In aumento acquisti bio, crolla invece la spesa alimentare tradizionale (-0,9%). “Biocasette a casa tua”: due aziende, la passione per il bio, la delivery bio con la bici elettrica (o a piedi!). L’iniziativa promossa attraverso i social network. Nel centro di Firenze la spesa bio arriva pedalando.
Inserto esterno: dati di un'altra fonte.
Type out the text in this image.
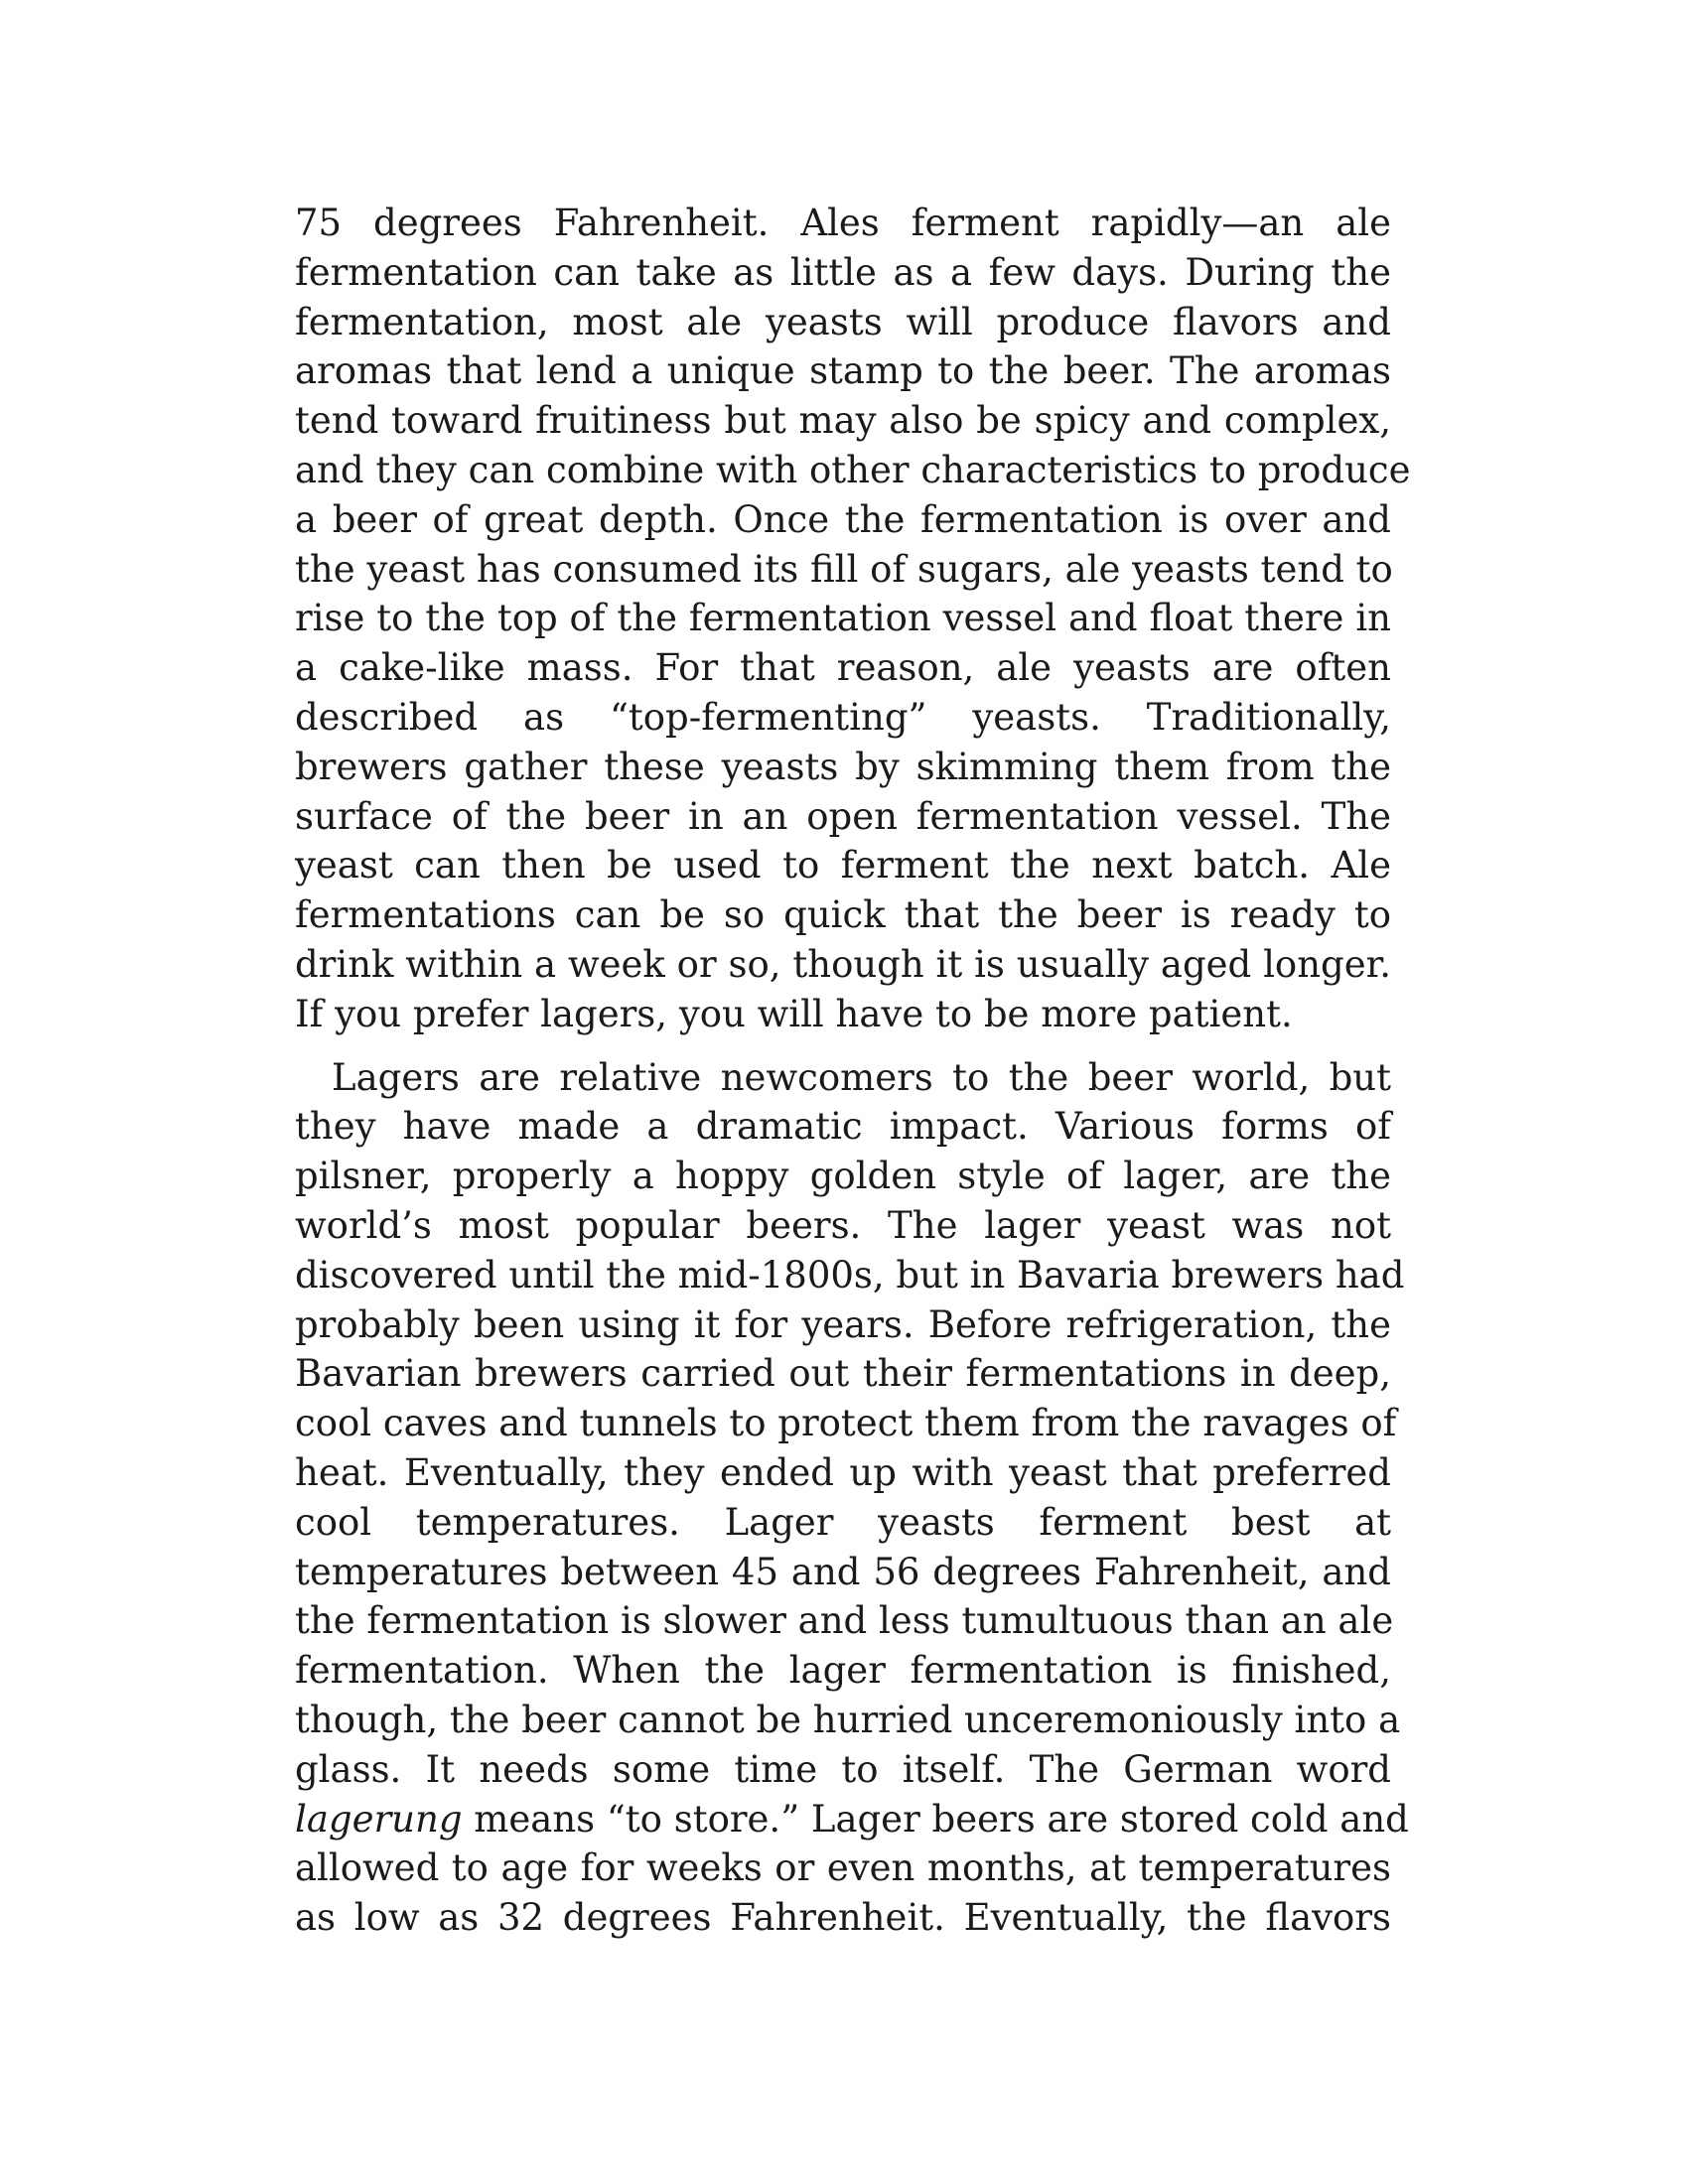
75 degrees Fahrenheit. Ales ferment rapidly—an ale
fermentation can take as little as a few days. During the
fermentation, most ale yeasts will produce flavors and
aromas that lend a unique stamp to the beer. The aromas
tend toward fruitiness but may also be spicy and complex,
and they can combine with other characteristics to produce
a beer of great depth. Once the fermentation is over and
the yeast has consumed its fill of sugars, ale yeasts tend to
rise to the top of the fermentation vessel and float there in
a cake-like mass. For that reason, ale yeasts are often
described as “top-fermenting” yeasts. Traditionally,
brewers gather these yeasts by skimming them from the
surface of the beer in an open fermentation vessel. The
yeast can then be used to ferment the next batch. Ale
fermentations can be so quick that the beer is ready to
drink within a week or so, though it is usually aged longer.
If you prefer lagers, you will have to be more patient.
Lagers are relative newcomers to the beer world, but
they have made a dramatic impact. Various forms of
pilsner, properly a hoppy golden style of lager, are the
world’s most popular beers. The lager yeast was not
discovered until the mid-1800s, but in Bavaria brewers had
probably been using it for years. Before refrigeration, the
Bavarian brewers carried out their fermentations in deep,
cool caves and tunnels to protect them from the ravages of
heat. Eventually, they ended up with yeast that preferred
cool temperatures. Lager yeasts ferment best at
temperatures between 45 and 56 degrees Fahrenheit, and
the fermentation is slower and less tumultuous than an ale
fermentation. When the lager fermentation is finished,
though, the beer cannot be hurried unceremoniously into a
glass. It needs some time to itself. The German word
lagerung means “to store.” Lager beers are stored cold and
allowed to age for weeks or even months, at temperatures
as low as 32 degrees Fahrenheit. Eventually, the flavors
+ 4,8% di operatori biologici in Toscana ed acquisti di prodotti biologici ancora in controtendenza con un poderoso +17,3% nei primi cinque mesi dell’anno tanto da ispirare singolari ed originali iniziative come la consegna a domicilio in bicicletta nel centro storico di Firenze. Ortaggi, frutta bio e prodotti agricoli arrivano pedalando nel rispetto dell’ambiente e di una sempre più forte sensibilità eco-urbana. In calo, e questa non è una nota positiva, la spesa alimentare tradizionale (-0,9%). Ad incidere negativamente sono tutte le voci, dalla carne (-0,7%) al pesce (-6,6) con una unica eccezione, quella del pane (+0,6%). A dirlo è Coldiretti Toscana in occasione della XV edizione della Biodomenica in programma domenica 5 ottobre (info su www.toscana.coldiretti.it).

Secondo l’ultimo rapporto Sinab 2013 gli operatori biologici sono complessivamente 3.701, 171 in più rispetto all’anno prima. Un incremento che però non trova riscontro sulle superfici destinate a coltura biologiche che sono diminuite del 4,7% e che hanno nel meteo instabile ed imprevedibile, caratterizzato da piovosità ed eventi estremi, la principale causa. Le colture principali coltivate in Toscana con il metodo e la filosofia bio sono, ad accezione di prati e pascoli e foraggere, i cereali con 13.614 ettari, l’olivo (12.110) e la vite (8.748) che staconoscendo una espansione importante un po’ in tutta la regione (+1%) a conferma di un trend che segue sempre più i gusti e le richieste del mercato.

Ben il 45% dei consumatori mette cibi biologici nel carrello regolarmente o qualche volta secondo l’indagine Coldiretti/Ixe’; a far registrare il maggior incremento delle vendite dei prodotti confezionati sono pasta, riso e sostituti del pane (+73%), zucchero, caffè e tè (+37,2%), biscotti, dolciumi e snack (+15,1%). Aumenti più contenuti - continua Coldiretti - si rilevano invece per gli ortofrutticoli freschi etrasformati (+11%), le uova (+5,2%), i lattiero-caseari (+3,2%) e le bevande bio (+2,5%). Una produzione, quella biologica che ha trovato nella rete di Campagna Amica, nei mercati esclusivi degli agricoltori, nelle Botteghe e nella vendita diretta dal produttore al consumatore un “canale” privilegiato che nel frattempo, in Toscana, ha conosciuto una espansione omogenea su tutto il territorio. Ed è proprio uno di questi “punti di vendita diretta” che ha lanciato ufficialmente, in occasione della Biodomenica, l’iniziativa “Biocassetta a casa tua”.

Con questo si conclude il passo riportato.